Today, however, the average retirement age is 62 and life expectancy is 78 and rising. Add to this, advances in health care and the growing affluence of older adults and you have a slight increase in older adults with a sincere desire to pursue educational endeavors, experts say.
The report reveals that the biggest challenge that older adults face as they attempt to re-enter the arena of higher education is funding. For those living on fixed incomes, the financial barrier becomes extremely difficult. While tuition reimbursements may benefit those in the workforce, countless others do not.
“Simply finding what types of financial assistance is available to you can be a challenge for some older adults. Depending on what your goals are, there are several things in the works,” said Mary Beth Lakin, associate director of special projects learning at ACE. “There are community college grants available for older adults that work, and senior fee waiver programs at colleges and universities in certain areas, for retired adults.”
Race and ethnicity also prove to be barriers to higher education for older adults for various reasons. Minorities are more likely to experience poor health and inadequate medical care throughout their lives than their White counterparts.
In addition to health issues, older minorities also have lower levels of income, educational attainment, and workforce participation, according to the Federal Interagency 2006 report Ageing Related Statistics.
Structural barriers such as scheduling, and transportation continue to stymie efforts to make lifelong learning possible for older adults especially minorities. An AARP survey found that 25 percent of African-Americans aged 50 and older frequently or occasionally missed activities due to the lack of transportation.
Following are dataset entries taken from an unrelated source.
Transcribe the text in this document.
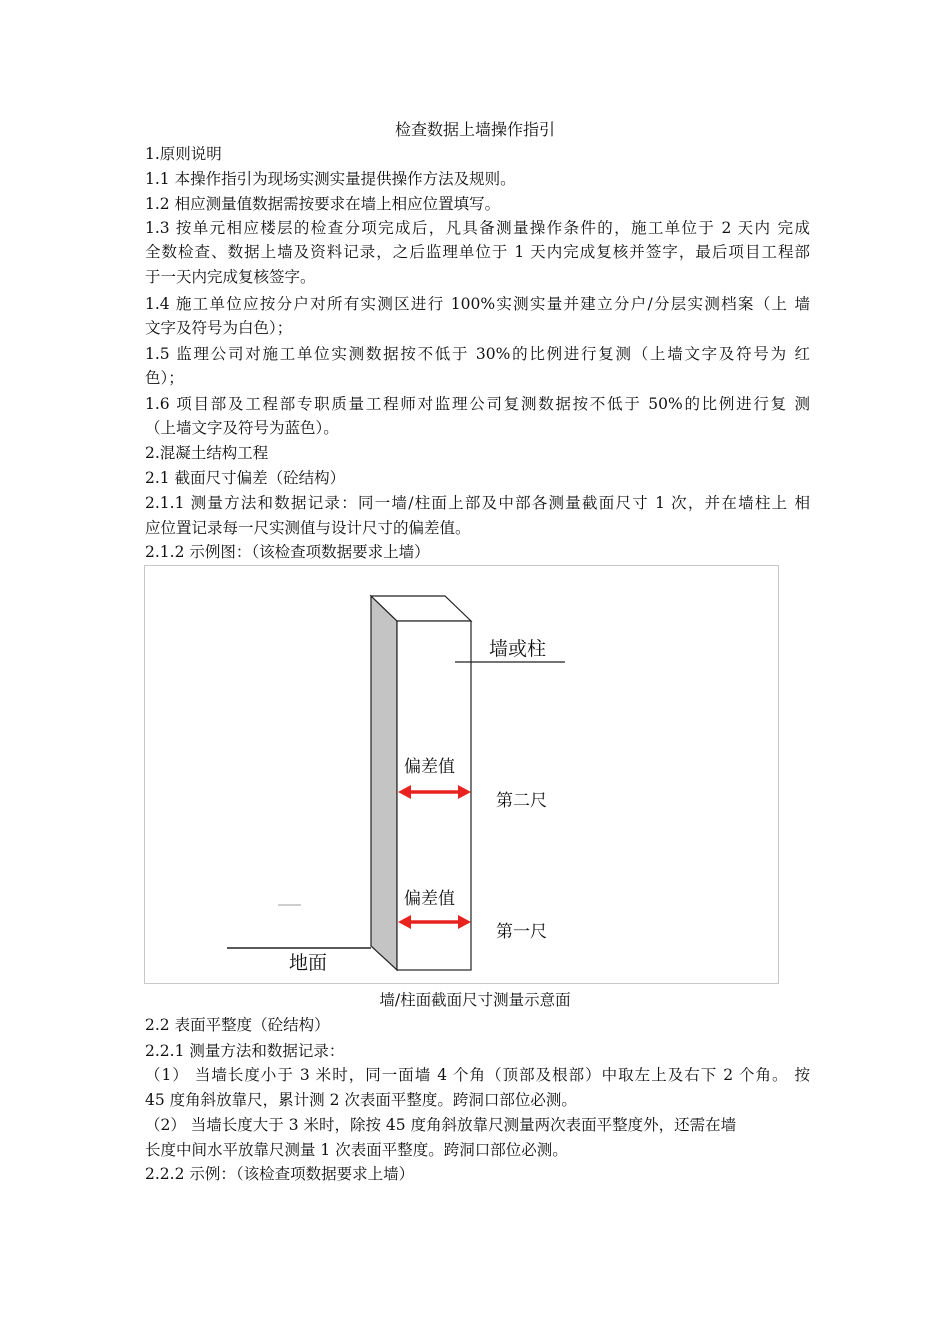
检查数据上墙操作指引
1.原则说明
1.1 本操作指引为现场实测实量提供操作方法及规则。
1.2 相应测量值数据需按要求在墙上相应位置填写。
1.3 按单元相应楼层的检查分项完成后，凡具备测量操作条件的，施工单位于 2 天内 完成
全数检查、数据上墙及资料记录，之后监理单位于 1 天内完成复核并签字，最后项目工程部
于一天内完成复核签字。
1.4 施工单位应按分户对所有实测区进行 100%实测实量并建立分户/分层实测档案（上 墙
文字及符号为白色）；
1.5 监理公司对施工单位实测数据按不低于 30%的比例进行复测（上墙文字及符号为 红
色）；
1.6 项目部及工程部专职质量工程师对监理公司复测数据按不低于 50%的比例进行复 测
（上墙文字及符号为蓝色）。
2.混凝土结构工程
2.1 截面尺寸偏差（砼结构）
2.1.1 测量方法和数据记录：同一墙/柱面上部及中部各测量截面尺寸 1 次，并在墙柱上 相
应位置记录每一尺实测值与设计尺寸的偏差值。
2.1.2 示例图：（该检查项数据要求上墙）
墙或柱
偏差值
第二尺
偏差值
第一尺
地面
墙/柱面截面尺寸测量示意面
2.2 表面平整度（砼结构）
2.2.1 测量方法和数据记录：
（1） 当墙长度小于 3 米时，同一面墙 4 个角（顶部及根部）中取左上及右下 2 个角。 按
45 度角斜放靠尺，累计测 2 次表面平整度。跨洞口部位必测。
（2） 当墙长度大于 3 米时，除按 45 度角斜放靠尺测量两次表面平整度外，还需在墙
长度中间水平放靠尺测量 1 次表面平整度。跨洞口部位必测。
2.2.2 示例：（该检查项数据要求上墙）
The fast-paced technological environments of today’s modern colleges and universities also proved to be a challenge for older adults. Many found themselves intimidated by younger more technologically savvy students.
“This type of intimidation can happen at any age. A number of colleges and universities offer peer-mentoring programs to get older adults up to speed. There are also off-campus organizations that offer technology help to those who need additional assistance,” Lakin said.
Later this month, ACE will hold focus groups on older adults in hopes of adding to their analysis of why some older adults, including members of underrepresented groups, don’t participate.